The self-cleaning properties of TiO2 coatings can reduce the need for manual cleaning and disinfection in cleanrooms, which can help to minimize the risk of contamination. Additionally, the use of TiO2 coatings can reduce the use of cleaning chemicals, which can be harmful to the environment and may cause skin irritation or respiratory problems in workers.
UV light is necessary for the photocatalytic properties of TiO2 to be activated. Therefore, it is important to ensure that there is sufficient UV light exposure in the cleanroom to activate the TiO2 coating. This can be achieved through the use of UV lamps or natural sunlight, depending on the design of the cleanroom.
Ionisation
Ionisation is a commonly used technique in cleanrooms to neutralize static charges and reduce particle contamination. The process involves the introduction of ions into the cleanroom environment, which interact with charged particles and neutralize them.

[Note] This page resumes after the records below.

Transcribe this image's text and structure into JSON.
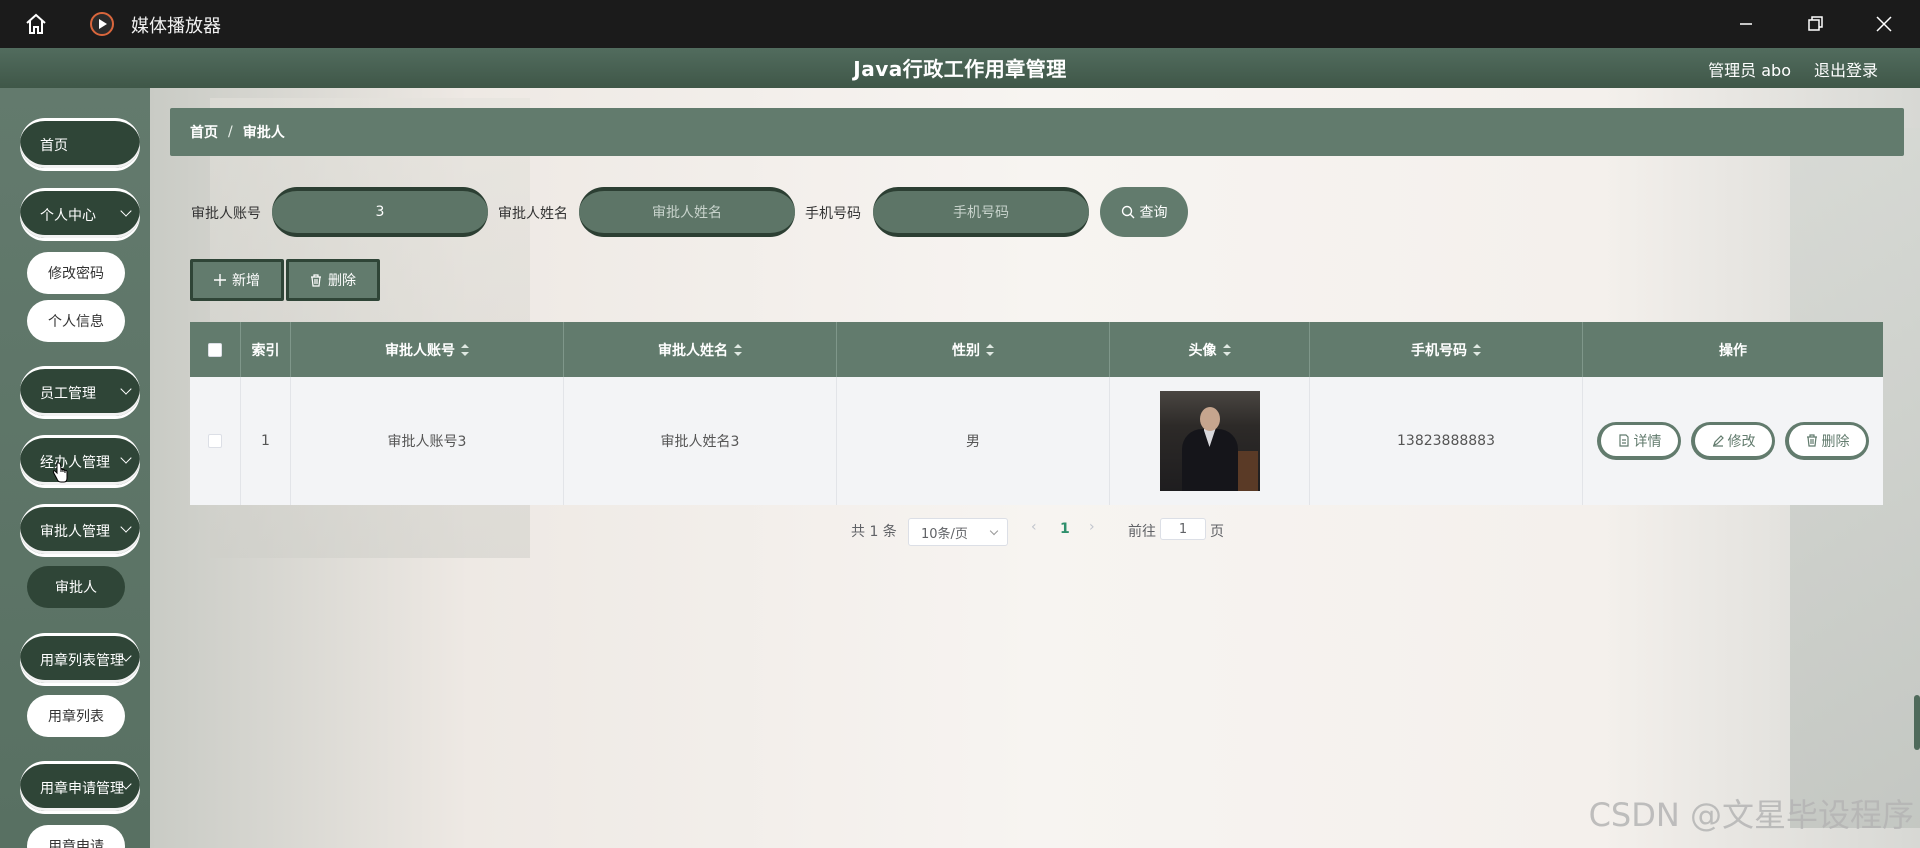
{
  "player": {
    "title": "媒体播放器",
    "icons": [
      "home-icon",
      "play-icon",
      "minimize-icon",
      "restore-icon",
      "close-icon"
    ]
  },
  "header": {
    "title": "Java行政工作用章管理",
    "admin": "管理员 abo",
    "logout": "退出登录"
  },
  "sidebar": {
    "home": "首页",
    "personal_center": "个人中心",
    "change_password": "修改密码",
    "personal_info": "个人信息",
    "employee_mgmt": "员工管理",
    "handler_mgmt": "经办人管理",
    "approver_mgmt": "审批人管理",
    "approver": "审批人",
    "seal_list_mgmt": "用章列表管理",
    "seal_list": "用章列表",
    "seal_apply_mgmt": "用章申请管理",
    "seal_apply": "用章申请"
  },
  "breadcrumb": {
    "home": "首页",
    "separator": "/",
    "current": "审批人"
  },
  "search": {
    "account_label": "审批人账号",
    "account_value": "3",
    "name_label": "审批人姓名",
    "name_placeholder": "审批人姓名",
    "phone_label": "手机号码",
    "phone_placeholder": "手机号码",
    "query": "查询"
  },
  "actions": {
    "add": "新增",
    "delete": "删除"
  },
  "table": {
    "headers": [
      "索引",
      "审批人账号",
      "审批人姓名",
      "性别",
      "头像",
      "手机号码",
      "操作"
    ],
    "rows": [
      {
        "index": "1",
        "account": "审批人账号3",
        "name": "审批人姓名3",
        "gender": "男",
        "phone": "13823888883"
      }
    ],
    "ops": {
      "detail": "详情",
      "edit": "修改",
      "delete": "删除"
    }
  },
  "pagination": {
    "total": "共 1 条",
    "page_size": "10条/页",
    "current": "1",
    "goto_label": "前往",
    "goto_value": "1",
    "page_unit": "页"
  },
  "watermark": "CSDN @文星毕设程序",
  "colors": {
    "primary": "#627b6d",
    "dark": "#2f4537",
    "titlebar": "#1b1b1b"
  }
}
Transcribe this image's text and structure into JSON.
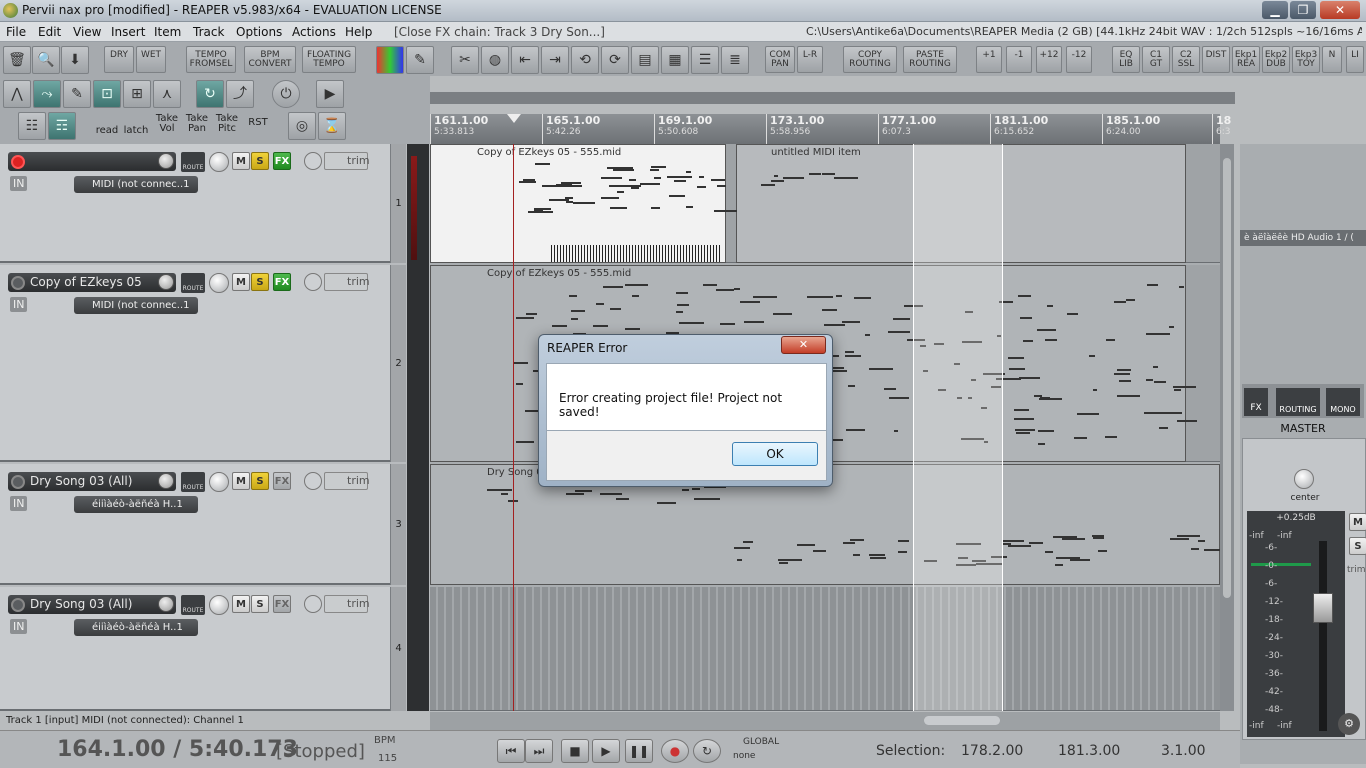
{
  "window": {
    "title": "Pervii nax pro [modified] - REAPER v5.983/x64 - EVALUATION LICENSE",
    "minimize": "▁",
    "maximize": "❐",
    "close": "✕"
  },
  "menu": {
    "items": [
      "File",
      "Edit",
      "View",
      "Insert",
      "Item",
      "Track",
      "Options",
      "Actions",
      "Help"
    ],
    "last_action": "[Close FX chain: Track 3 Dry Son...]",
    "project_info": "C:\\Users\\Antike6a\\Documents\\REAPER Media (2 GB) [44.1kHz 24bit WAV : 1/2ch 512spls ~16/16ms ASIO]"
  },
  "toolbar": {
    "buttons": [
      {
        "label": "DRY"
      },
      {
        "label": "WET"
      },
      {
        "label": "TEMPO FROMSEL"
      },
      {
        "label": "BPM CONVERT"
      },
      {
        "label": "FLOATING TEMPO"
      },
      {
        "label": "COM PAN"
      },
      {
        "label": "L-R"
      },
      {
        "label": "COPY ROUTING"
      },
      {
        "label": "PASTE ROUTING"
      },
      {
        "label": "+1"
      },
      {
        "label": "-1"
      },
      {
        "label": "+12"
      },
      {
        "label": "-12"
      },
      {
        "label": "EQ LIB"
      },
      {
        "label": "C1 GT"
      },
      {
        "label": "C2 SSL"
      },
      {
        "label": "DIST"
      },
      {
        "label": "Ekp1 REA"
      },
      {
        "label": "Ekp2 DUB"
      },
      {
        "label": "Ekp3 TOY"
      },
      {
        "label": "N"
      },
      {
        "label": "LI"
      }
    ]
  },
  "toolbar2": {
    "read": "read",
    "latch": "latch",
    "take_vol": "Take Vol",
    "take_pan": "Take Pan",
    "take_pitch": "Take Pitc",
    "rst": "RST"
  },
  "ruler": {
    "marks": [
      {
        "bar": "161.1.00",
        "time": "5:33.813"
      },
      {
        "bar": "165.1.00",
        "time": "5:42.26"
      },
      {
        "bar": "169.1.00",
        "time": "5:50.608"
      },
      {
        "bar": "173.1.00",
        "time": "5:58.956"
      },
      {
        "bar": "177.1.00",
        "time": "6:07.3"
      },
      {
        "bar": "181.1.00",
        "time": "6:15.652"
      },
      {
        "bar": "185.1.00",
        "time": "6:24.00"
      },
      {
        "bar": "18",
        "time": "6:3"
      }
    ]
  },
  "tracks": [
    {
      "number": "1",
      "name": "",
      "armed": true,
      "input": "IN",
      "midi": "MIDI (not connec..1",
      "solo": true,
      "fx": true,
      "mute": "M",
      "solo_label": "S",
      "fx_label": "FX",
      "route": "ROUTE",
      "trim": "trim"
    },
    {
      "number": "2",
      "name": "Copy of EZkeys 05",
      "armed": false,
      "input": "IN",
      "midi": "MIDI (not connec..1",
      "solo": true,
      "fx": true,
      "mute": "M",
      "solo_label": "S",
      "fx_label": "FX",
      "route": "ROUTE",
      "trim": "trim"
    },
    {
      "number": "3",
      "name": "Dry Song 03 (All)",
      "armed": false,
      "input": "IN",
      "midi": "éiiìàéò-àëñéà H..1",
      "solo": true,
      "fx": false,
      "mute": "M",
      "solo_label": "S",
      "fx_label": "FX",
      "route": "ROUTE",
      "trim": "trim"
    },
    {
      "number": "4",
      "name": "Dry Song 03 (All)",
      "armed": false,
      "input": "IN",
      "midi": "éiiìàéò-àëñéà H..1",
      "solo": false,
      "fx": false,
      "mute": "M",
      "solo_label": "S",
      "fx_label": "FX",
      "route": "ROUTE",
      "trim": "trim"
    }
  ],
  "items": [
    {
      "label": "Copy of EZkeys 05 - 555.mid"
    },
    {
      "label": "untitled MIDI item"
    },
    {
      "label": "Copy of EZkeys 05 - 555.mid"
    },
    {
      "label": "Dry Song 03"
    }
  ],
  "mixer": {
    "device": "è àëîàëêè HD Audio 1 / (",
    "fx": "FX",
    "routing": "ROUTING",
    "mono": "MONO",
    "master_label": "MASTER",
    "pan": "center",
    "peak": "+0.25dB",
    "inf_l": "-inf",
    "inf_r": "-inf",
    "scale": [
      "-6-",
      "-0-",
      "-6-",
      "-12-",
      "-18-",
      "-24-",
      "-30-",
      "-36-",
      "-42-",
      "-48-"
    ],
    "inf_bottom_l": "-inf",
    "inf_bottom_r": "-inf",
    "m": "M",
    "s": "S",
    "trim": "trim"
  },
  "status": {
    "text": "Track 1 [input] MIDI (not connected): Channel 1"
  },
  "transport": {
    "position": "164.1.00 / 5:40.173",
    "state": "[Stopped]",
    "bpm_label": "BPM",
    "bpm": "115",
    "global": "GLOBAL",
    "global_value": "none",
    "selection_label": "Selection:",
    "sel_start": "178.2.00",
    "sel_end": "181.3.00",
    "sel_length": "3.1.00"
  },
  "dialog": {
    "title": "REAPER Error",
    "message": "Error creating project file! Project not saved!",
    "ok": "OK",
    "close": "✕"
  },
  "colors": {
    "accent": "#d22222",
    "solo": "#e0c020",
    "fx_on": "#2ea02e",
    "dialog_frame": "#a7b8ca"
  }
}
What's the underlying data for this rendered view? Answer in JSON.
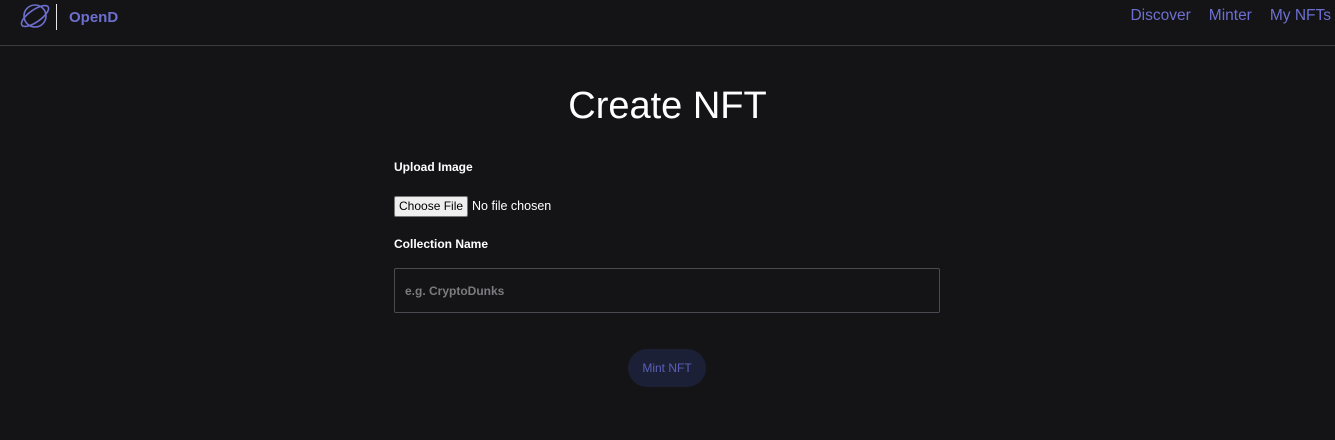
{
  "header": {
    "brand": "OpenD",
    "logo_icon": "planet-ring-icon",
    "nav": {
      "discover": "Discover",
      "minter": "Minter",
      "my_nfts": "My NFTs"
    }
  },
  "main": {
    "title": "Create NFT",
    "upload_label": "Upload Image",
    "file_button": "Choose File",
    "file_status": "No file chosen",
    "collection_label": "Collection Name",
    "collection_placeholder": "e.g. CryptoDunks",
    "mint_button": "Mint NFT"
  },
  "colors": {
    "background": "#141416",
    "accent": "#6d6fd0",
    "button_bg": "#1c2036"
  }
}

There are two main types of ionisation methods used in cleanrooms:
1. Corona ionisation: In this method, a high voltage is applied to a sharp pointed electrode, which creates a corona discharge that generates ions. These ions then neutralize any charged particles in the air.
2. Nuclear ionisation: This method involves the use of a radioactive source, which emits alpha, beta, or gamma particles. When these particles interact with air molecules, they produce ions that neutralize any charged particles in the environment.
Both methods have their advantages and disadvantages. Corona ionisation is a non-radioactive and low-cost method, but it requires periodic maintenance and can produce ozone. Nuclear ionisation, on the other hand, is a more expensive and complex method but provides continuous ionisation without any maintenance requirements.